ABD ve Suudi Arabistan, Husilerin 2017’de Suudi Arabistan’ın başkenti Riyad’a fırlattığı ve havada düşürülen balistik füzelerin İran tarafından sağlandığını belirtmektedir. Suudi Arabistan, 2019 yılında petrol tesislerine gerçekleştirilen saldırılar için kullanılan güdümlü füzeler ve insansız hava araçlarının da İran kökenli olduğunu öne sürmektedir. Husiler, Suudi Arabistan’a on binlerce kısa menzilli füze atmış ve Birleşik Arap Emirlikleri’ne de saldırılar düzenlemiştir. Bu durum, BM silah ambargosunun ihlalini oluşturuyor.

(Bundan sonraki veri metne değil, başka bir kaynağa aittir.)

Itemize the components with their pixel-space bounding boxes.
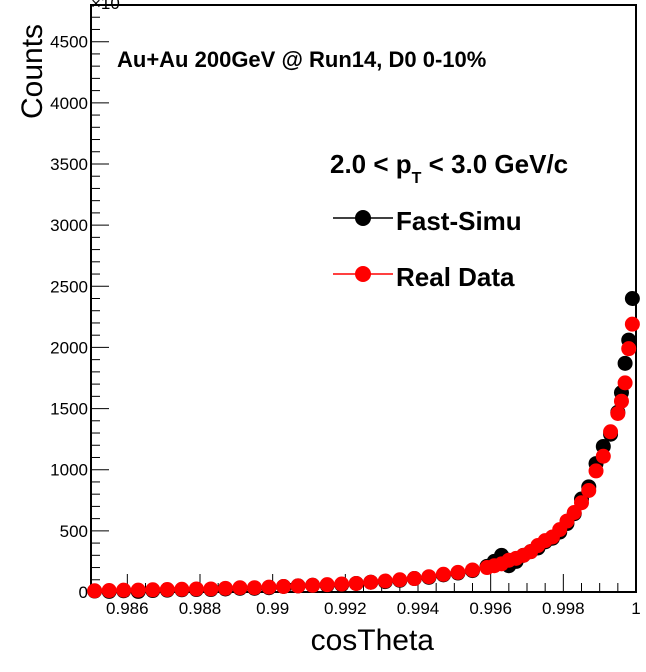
x-tick-label: 1 — [631, 599, 640, 618]
y-tick-label: 2500 — [50, 277, 88, 296]
real-data-point — [276, 578, 292, 594]
x-tick-label: 0.998 — [542, 599, 585, 618]
x-tick-label: 0.992 — [324, 599, 367, 618]
x-tick-label: 0.994 — [397, 599, 440, 618]
real-data-point — [203, 581, 219, 597]
real-data-point — [595, 448, 611, 464]
real-data-point — [334, 576, 350, 592]
y-tick-label: 1500 — [50, 400, 88, 419]
real-data-point — [87, 583, 103, 599]
y-tick-label: 4000 — [50, 94, 88, 113]
legend-label-real-data: Real Data — [396, 262, 515, 292]
real-data-point — [450, 564, 466, 580]
real-data-point — [101, 583, 117, 599]
y-axis-title: Counts — [16, 24, 49, 119]
real-data-point — [588, 463, 604, 479]
real-data-point — [574, 495, 589, 511]
y-tick-label: 0 — [79, 583, 88, 602]
x-tick-label: 0.996 — [469, 599, 512, 618]
real-data-point — [406, 571, 422, 587]
real-data-point — [581, 482, 597, 498]
real-data-point — [217, 580, 233, 596]
real-data-point — [116, 582, 132, 598]
data-points — [87, 291, 640, 599]
legend-marker-real-data — [355, 266, 371, 282]
real-data-point — [290, 578, 306, 594]
real-data-point — [159, 582, 175, 598]
real-data-point — [188, 581, 204, 597]
real-data-point — [610, 405, 626, 421]
real-data-point — [435, 566, 451, 582]
real-data-point — [305, 577, 321, 593]
real-data-point — [617, 375, 633, 391]
y-tick-label: 1000 — [50, 461, 88, 480]
real-data-point — [613, 393, 629, 409]
real-data-point — [465, 562, 480, 578]
axis-ticks — [90, 4, 637, 593]
legend: Fast-Simu Real Data — [333, 206, 522, 292]
real-data-point — [130, 582, 146, 598]
fast-simu-point — [624, 291, 640, 306]
x-tick-label: 0.99 — [256, 599, 289, 618]
fast-simu-point — [617, 355, 633, 371]
real-data-point — [319, 577, 335, 593]
legend-marker-fast-simu — [355, 210, 371, 226]
real-data-point — [363, 574, 379, 590]
y-tick-label: 3000 — [50, 216, 88, 235]
y-tick-label: 2000 — [50, 338, 88, 357]
real-data-point — [145, 582, 161, 598]
exponent-label: ×10 — [91, 0, 120, 13]
x-axis-title: cosTheta — [311, 624, 435, 657]
y-tick-label: 4500 — [50, 33, 88, 52]
real-data-point — [232, 580, 248, 596]
real-data-point — [174, 581, 190, 597]
y-tick-label: 3500 — [50, 155, 88, 174]
legend-label-fast-simu: Fast-Simu — [396, 206, 522, 236]
real-data-point — [621, 341, 637, 357]
real-data-point — [261, 579, 277, 595]
x-tick-label: 0.988 — [179, 599, 222, 618]
real-data-point — [392, 572, 408, 588]
pt-range-label: 2.0 < pT < 3.0 GeV/c — [330, 149, 568, 187]
real-data-point — [247, 580, 262, 596]
plot-frame — [90, 4, 637, 593]
pt-subscript: T — [412, 170, 422, 187]
real-data-point — [624, 316, 640, 332]
y-tick-label: 500 — [60, 522, 88, 541]
x-tick-label: 0.986 — [106, 599, 149, 618]
y-tick-labels: 0 500 1000 1500 2000 2500 3000 3500 4000 4500 — [50, 33, 88, 602]
real-data-point — [603, 424, 619, 440]
real-data-point — [377, 573, 393, 589]
real-data-point — [348, 575, 364, 591]
real-data-point — [421, 569, 437, 585]
x-tick-labels: 0.986 0.988 0.99 0.992 0.994 0.996 0.998 1 — [106, 599, 641, 618]
annotation-title: Au+Au 200GeV @ Run14, D0 0-10% — [117, 47, 486, 72]
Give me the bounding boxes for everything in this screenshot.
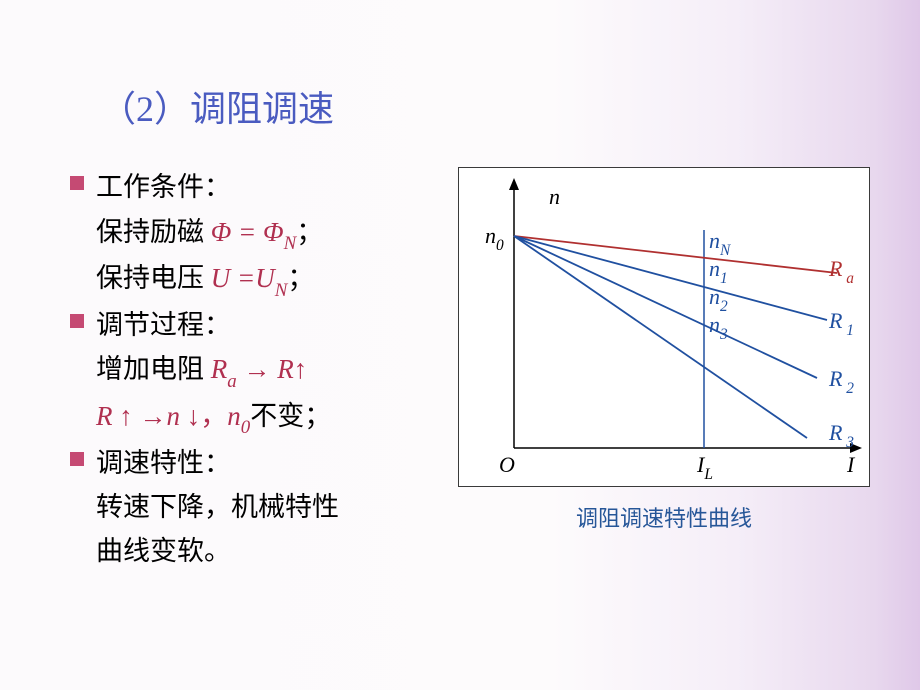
b1-sub1: 保持励磁 Φ = ΦN； (96, 212, 438, 257)
b2s2-mid: ↑ → (113, 401, 167, 431)
b1s1-math: Φ = ΦN (211, 217, 296, 247)
content-row: 工作条件： 保持励磁 Φ = ΦN； 保持电压 U =UN； 调节过程： 增加电… (70, 167, 870, 575)
chart-caption: 调阻调速特性曲线 (458, 501, 870, 533)
b2s1-pre: 增加电阻 (96, 354, 211, 384)
b2-sub2: R ↑ →n ↓，n0不变； (96, 396, 438, 441)
bullet-3-text: 调速特性： (96, 443, 231, 484)
b2s2-down: ↓， (180, 401, 227, 431)
b2s1-math: Ra → R↑ (211, 354, 307, 384)
chart-box: n n0 nNn1n2n3 R a R 1 R 2 R 3 O IL I (458, 167, 870, 487)
bullet-icon (70, 452, 84, 466)
b2s1-R: R (277, 354, 294, 384)
b2-sub1: 增加电阻 Ra → R↑ (96, 349, 438, 394)
bullet-2: 调节过程： (70, 305, 438, 346)
b1-sub2: 保持电压 U =UN； (96, 258, 438, 303)
b1s1-sub: N (284, 233, 297, 254)
chart-label-IL: IL (697, 452, 713, 482)
b1s2-sub: N (275, 280, 288, 301)
slide-container: （2）调阻调速 工作条件： 保持励磁 Φ = ΦN； 保持电压 U =UN； 调… (0, 0, 920, 575)
bullet-2-text: 调节过程： (96, 305, 231, 346)
b2s2-R: R (96, 401, 113, 431)
b1s2-pre: 保持电压 (96, 263, 211, 293)
b3-sub1: 转速下降，机械特性 (96, 487, 438, 529)
chart-label-n0: n0 (485, 223, 504, 253)
b3-sub2: 曲线变软。 (96, 531, 438, 573)
bullet-1-text: 工作条件： (96, 167, 231, 208)
chart-label-n3: n3 (709, 312, 728, 342)
b2s2-n0sub: 0 (241, 417, 250, 438)
chart-label-R1: R 1 (829, 308, 854, 338)
b2s2-n: n (167, 401, 181, 431)
chart-label-R2: R 2 (829, 366, 854, 396)
chart-label-R3: R 3 (829, 420, 854, 450)
b2s1-Ra-sub: a (227, 371, 236, 392)
chart-column: n n0 nNn1n2n3 R a R 1 R 2 R 3 O IL I 调阻调速特性曲线 (458, 167, 870, 533)
slide-title: （2）调阻调速 (100, 80, 870, 132)
b1s1-phi: Φ = Φ (211, 217, 284, 247)
chart-label-Ra: R a (829, 256, 854, 286)
b1s1-pre: 保持励磁 (96, 217, 211, 247)
b1s2-post: ； (287, 263, 314, 293)
b2s2-n0: n (227, 401, 241, 431)
bullet-icon (70, 314, 84, 328)
b2s2-math: R ↑ →n ↓，n0 (96, 401, 250, 431)
b2s2-post: 不变； (250, 401, 331, 431)
chart-label-O: O (499, 452, 515, 478)
chart-label-n_axis: n (549, 184, 560, 210)
b2s1-Ra: R (211, 354, 228, 384)
bullet-1: 工作条件： (70, 167, 438, 208)
b1s2-u: U =U (211, 263, 275, 293)
b2s1-arrow: → (237, 354, 278, 384)
b1s2-math: U =UN (211, 263, 288, 293)
bullet-icon (70, 176, 84, 190)
b1s1-post: ； (296, 217, 323, 247)
chart-label-n2: n2 (709, 284, 728, 314)
chart-svg (459, 168, 871, 488)
bullet-3: 调速特性： (70, 443, 438, 484)
b2s1-up: ↑ (294, 354, 308, 384)
text-column: 工作条件： 保持励磁 Φ = ΦN； 保持电压 U =UN； 调节过程： 增加电… (70, 167, 438, 575)
chart-label-n1: n1 (709, 256, 728, 286)
chart-label-nN: nN (709, 228, 730, 258)
chart-label-I: I (847, 452, 854, 478)
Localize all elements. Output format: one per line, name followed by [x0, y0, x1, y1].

Husilerin ne kadar güçlü olduğu sorusuna gelince, Yemen’in resmi hükümeti Devlet Başkanlığı Liderlik Konseyi’nden oluşmaktadır. Devlet Başkanı Abdrabbuh Mansur Hadi, yetkilerini Nisan 2022’de bu yeni oluşuma devretmiştir ve merkezi Riyad’dadır. Ancak Yemen nüfusunun büyük bir kısmı Husi kontrolü altındaki bölgelerde yaşamaktadır. Husiler, ülkenin kuzeyinde vergi toplamakta ve kendi para birimlerini basmaktadır. BM Güvenlik Konseyi’nin Husi hareketi uzmanı Ahmed el Bahri, Husi hareketinin 2010 yılında 100 ila 120 bin üyesi olduğunu, bunların silahlı birlikler ve silahsız destekçilerden oluştuğunu ifade etmiştir. BM ayrıca, Husi isyancıların 2020 yılı itibarıyla saflarına kattıkları yaklaşık 1500 çocuğun öldüğünü, sonraki yıllarda da yüzlercesinin hayatını kaybettiğini bildirmiştir. Husi isyancılar, Kızıldeniz’de saldırı düzenlemeye devam ettikleri kıyıların büyük bir kısmını hala kontrol altında tutmaktadır. El Omeysi, bu saldırıların Suudi Arabistan ile yürütülen müzakereler üzerinde etkisi olduğuna dikkat çekmektedir. “Suudilere Kızıldeniz güzergahını kapatabileceklerini göstererek, istedikleri ödünler için daha fazla baskı yapma imkanına sahip oluyorlar.”